Engineering 2 1156 High Street, Santa Cruz, California 95064

Presenter: Ashesh Chattopadhyay

Staff Research Scientist, Palo Alto Research Center

Description: Despite consistent improvements in modern computing infrastructure, predicting the evolution of the states of multi-scale high-dimensional chaotic dynamical systems, such as the Earth’s weather, climate, large-scale engineering systems, and their extremes, such as extreme temperature, wildfire, flooding etc. remains a grand challenge in natural science and engineering. In recent times, with an influx in high-quality observations and high-fidelity simulations, data-driven methods, primarily fueled by the unprecedented success in deep learning, hold significant hope for modeling and predicting high dimensional multi-scale PDEs up to the smallest scales. However, off-the-shelf deep learning algorithms that have received significant success in the computer vision and the natural language communities cannot directly be applied to scientific problems. To that end, this talk would primarily revolve around building rigorous scientific machine learning frameworks at scale, wherein scientific priors/structure, inspired from physics and numerical methods, in the form of inductive bias, novel regularization, etc., can be baked into the deep learning architectures. We would explore different failure modes in the form of instabilities and their mitigation strategies in scientific machine learning models of PDEs, applications to data assimilation in high-dimensional chaotic systems, and finally build an “explanability” framework for out-of distribution generalization of deep hybrid (deep learning and numerical) models of multi-scale PDEs, grounded in physical and deep learning theory.

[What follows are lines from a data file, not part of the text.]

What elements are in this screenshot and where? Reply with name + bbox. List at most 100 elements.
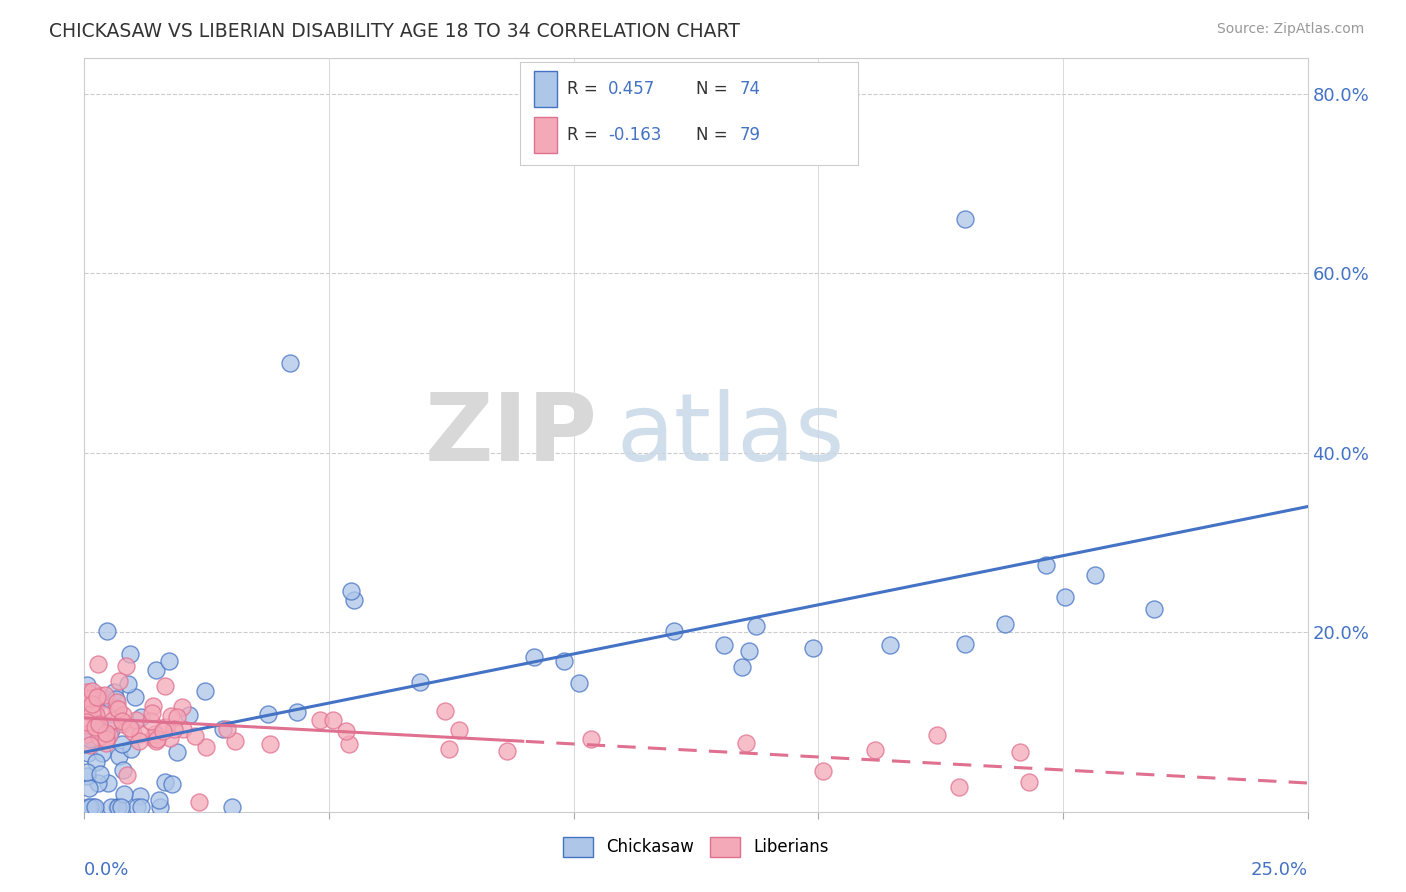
Point (112, 708, 135, 723)
Point (184, 729, 207, 743)
Point (76, 718, 98, 732)
Point (163, 722, 186, 736)
Point (581, 732, 603, 747)
Point (1010, 745, 1032, 759)
Point (76, 703, 98, 717)
FancyBboxPatch shape (534, 117, 557, 153)
Point (149, 800, 172, 814)
Point (77, 746, 100, 760)
Point (160, 777, 183, 791)
Point (79, 690, 101, 705)
Point (128, 789, 150, 804)
Text: ZIP: ZIP (425, 389, 598, 481)
Point (94, 692, 117, 706)
Point (87, 731, 110, 745)
Point (107, 673, 129, 688)
Point (84, 755, 107, 769)
Point (97, 776, 120, 790)
Point (80, 688, 103, 702)
Point (105, 800, 128, 814)
Point (112, 787, 135, 801)
Point (121, 725, 143, 739)
Point (145, 727, 167, 741)
Point (128, 734, 150, 748)
Point (664, 624, 686, 638)
Point (82, 684, 104, 698)
Point (179, 708, 201, 723)
Point (153, 775, 176, 789)
Point (89, 767, 111, 781)
Point (449, 723, 471, 737)
Point (159, 731, 181, 745)
Point (337, 737, 360, 751)
Point (84, 707, 107, 722)
Point (96, 726, 118, 740)
Point (110, 800, 132, 814)
Point (259, 737, 281, 751)
Point (111, 714, 134, 728)
Point (145, 664, 167, 678)
Point (86, 690, 108, 704)
Point (285, 706, 308, 720)
Point (107, 800, 129, 814)
Point (125, 800, 148, 814)
Point (120, 648, 142, 662)
Point (713, 638, 735, 652)
Point (523, 649, 546, 664)
Point (309, 713, 332, 727)
Point (188, 795, 211, 809)
Point (76, 678, 98, 692)
Point (194, 684, 217, 698)
Point (105, 694, 128, 708)
Point (340, 583, 363, 598)
Point (157, 655, 180, 669)
Point (82, 697, 104, 711)
Point (1054, 590, 1077, 604)
Point (146, 732, 169, 747)
Text: N =: N = (696, 79, 733, 97)
Point (568, 676, 591, 690)
Point (90, 724, 112, 739)
Point (100, 692, 122, 706)
Point (105, 691, 128, 706)
Point (322, 714, 344, 728)
Point (215, 722, 238, 736)
Point (925, 728, 948, 742)
Point (335, 723, 357, 738)
Point (948, 780, 970, 794)
Point (82, 800, 104, 814)
Point (553, 654, 575, 668)
Point (224, 734, 246, 748)
Point (166, 710, 188, 724)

Bio: Ashesh Chattopadhyay is a staff research scientist at the Palo Alto Research Center in the Intelligent Systems Laboratory. His current research interests are at the intersection of deep learning theory, dynamical systems, and high-performance scientific computing, aimed at building scalable scientific machine learning frameworks for data assimilation and prediction of complex systems. He did his PhD in the department of Mechanical Engineering at Rice University in November 2022, where he worked on scientific machine learning for computational physics. During his PhD, he spent about a year and a half at Lawrence Berkeley National Laboratory, developing physics-constrained generative models for Earth system prediction. Prior to this, he got his master’s in computational science at the University of Texas, El Paso, where he worked on high-performance computing. He got his bachelor’s degree at the Indian Institute of Technology, Patna, India, in Mechanical Engineering, where he worked on computational geometry and optimization for fluid interface modeling.